Effects of annealing with CO and CO2 molecules on oxygen vacancy defect density in amorphous SiO2 formed by thermal oxidation of SiC

Abstract

SiO2 formed by the thermal oxidation of SiC has numerous defects, and the stoichiometry of the SiO2 near the SiC/SiO2 interface differs from that of SiO2 near the Si/SiO2 interface. We assume that, during the oxidation of SiC, CO and CO2 molecules are released, and that these molecules interact with the SiO2 and form defects. Considering the Gibbs free energy of these molecules, we found that CO molecules reduce part of the amorphous SiO2 at high temperatures, resulting in the formation of oxygen vacancy defects concomitant with the formation of CO2 molecules. In particular, when the partial pressure of the CO molecules is higher than that of the CO2 molecules, the number of oxygen vacancy defects increases.
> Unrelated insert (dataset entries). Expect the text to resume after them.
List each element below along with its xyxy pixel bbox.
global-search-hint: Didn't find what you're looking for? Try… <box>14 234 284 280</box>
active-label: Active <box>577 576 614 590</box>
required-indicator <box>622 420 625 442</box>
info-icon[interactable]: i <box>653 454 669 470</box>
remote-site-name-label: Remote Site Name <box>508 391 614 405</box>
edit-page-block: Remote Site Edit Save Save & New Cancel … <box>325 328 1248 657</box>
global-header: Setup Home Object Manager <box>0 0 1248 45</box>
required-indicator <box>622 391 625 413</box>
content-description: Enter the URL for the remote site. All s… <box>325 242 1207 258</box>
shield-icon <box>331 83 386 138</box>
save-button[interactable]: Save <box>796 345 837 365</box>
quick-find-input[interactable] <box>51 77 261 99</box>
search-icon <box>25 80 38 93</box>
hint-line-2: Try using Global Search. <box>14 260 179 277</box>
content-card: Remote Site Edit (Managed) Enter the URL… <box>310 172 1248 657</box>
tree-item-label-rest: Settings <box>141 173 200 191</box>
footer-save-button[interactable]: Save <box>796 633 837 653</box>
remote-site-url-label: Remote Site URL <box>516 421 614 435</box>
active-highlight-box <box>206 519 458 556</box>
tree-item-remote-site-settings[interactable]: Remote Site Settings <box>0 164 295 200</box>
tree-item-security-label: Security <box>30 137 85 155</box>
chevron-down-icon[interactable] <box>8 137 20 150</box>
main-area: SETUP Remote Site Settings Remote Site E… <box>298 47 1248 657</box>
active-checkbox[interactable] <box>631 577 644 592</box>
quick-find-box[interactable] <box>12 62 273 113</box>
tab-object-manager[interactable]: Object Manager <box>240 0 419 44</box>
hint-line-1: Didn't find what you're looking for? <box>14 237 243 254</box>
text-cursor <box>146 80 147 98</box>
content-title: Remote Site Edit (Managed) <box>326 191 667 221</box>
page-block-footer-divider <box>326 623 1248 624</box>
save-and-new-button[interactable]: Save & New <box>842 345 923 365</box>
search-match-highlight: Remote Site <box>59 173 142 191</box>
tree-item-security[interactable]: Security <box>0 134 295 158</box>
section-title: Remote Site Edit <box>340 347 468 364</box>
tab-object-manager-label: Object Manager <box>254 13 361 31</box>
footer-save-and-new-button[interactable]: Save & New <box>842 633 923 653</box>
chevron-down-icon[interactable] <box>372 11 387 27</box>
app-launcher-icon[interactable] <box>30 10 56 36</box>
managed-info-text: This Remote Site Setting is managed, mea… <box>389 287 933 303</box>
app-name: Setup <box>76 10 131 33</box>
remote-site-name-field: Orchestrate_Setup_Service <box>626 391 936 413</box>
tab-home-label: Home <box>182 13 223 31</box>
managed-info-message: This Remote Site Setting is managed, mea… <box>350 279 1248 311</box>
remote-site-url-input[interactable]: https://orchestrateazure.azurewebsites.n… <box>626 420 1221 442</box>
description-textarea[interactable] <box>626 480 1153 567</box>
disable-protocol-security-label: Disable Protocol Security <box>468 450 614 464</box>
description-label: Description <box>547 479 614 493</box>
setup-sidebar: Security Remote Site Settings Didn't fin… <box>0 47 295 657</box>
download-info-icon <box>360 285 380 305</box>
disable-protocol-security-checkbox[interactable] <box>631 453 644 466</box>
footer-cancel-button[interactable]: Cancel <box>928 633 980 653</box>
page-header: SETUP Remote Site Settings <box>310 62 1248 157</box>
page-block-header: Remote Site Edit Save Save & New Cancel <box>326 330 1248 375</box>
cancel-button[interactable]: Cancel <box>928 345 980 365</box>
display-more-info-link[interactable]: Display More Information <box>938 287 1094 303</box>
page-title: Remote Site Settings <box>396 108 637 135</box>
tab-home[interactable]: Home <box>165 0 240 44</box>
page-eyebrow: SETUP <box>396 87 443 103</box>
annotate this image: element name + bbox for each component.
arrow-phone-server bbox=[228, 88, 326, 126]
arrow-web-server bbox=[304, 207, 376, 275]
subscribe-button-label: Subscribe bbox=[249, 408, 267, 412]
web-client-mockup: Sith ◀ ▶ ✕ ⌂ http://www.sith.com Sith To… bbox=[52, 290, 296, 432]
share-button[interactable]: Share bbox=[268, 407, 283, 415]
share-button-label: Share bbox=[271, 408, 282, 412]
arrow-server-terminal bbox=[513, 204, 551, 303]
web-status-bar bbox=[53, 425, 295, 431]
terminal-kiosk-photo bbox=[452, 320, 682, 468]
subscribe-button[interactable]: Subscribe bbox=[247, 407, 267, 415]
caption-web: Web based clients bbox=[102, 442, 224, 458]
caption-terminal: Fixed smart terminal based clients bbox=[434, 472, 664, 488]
This means that post-oxidation annealing with CO molecules induces defects and degrades the breakdown field of SiO2. On the other hand, when the partial pressure of the CO2 molecules is larger than that of the CO molecules, reduction by the CO molecules does not occur, and the CO2 molecules can oxidize oxygen vacancy defects in SiO2. This means that post-oxidation annealing with CO2 molecules enables recovery of the oxygen vacancy defects and improves the breakdown field and flatband shift of SiO2 gate dielectrics. Accordingly, it is possible to reduce the formation of oxygen vacancies in amorphous SiO2 by performing post-oxidation annealing in a CO2 gas ambient.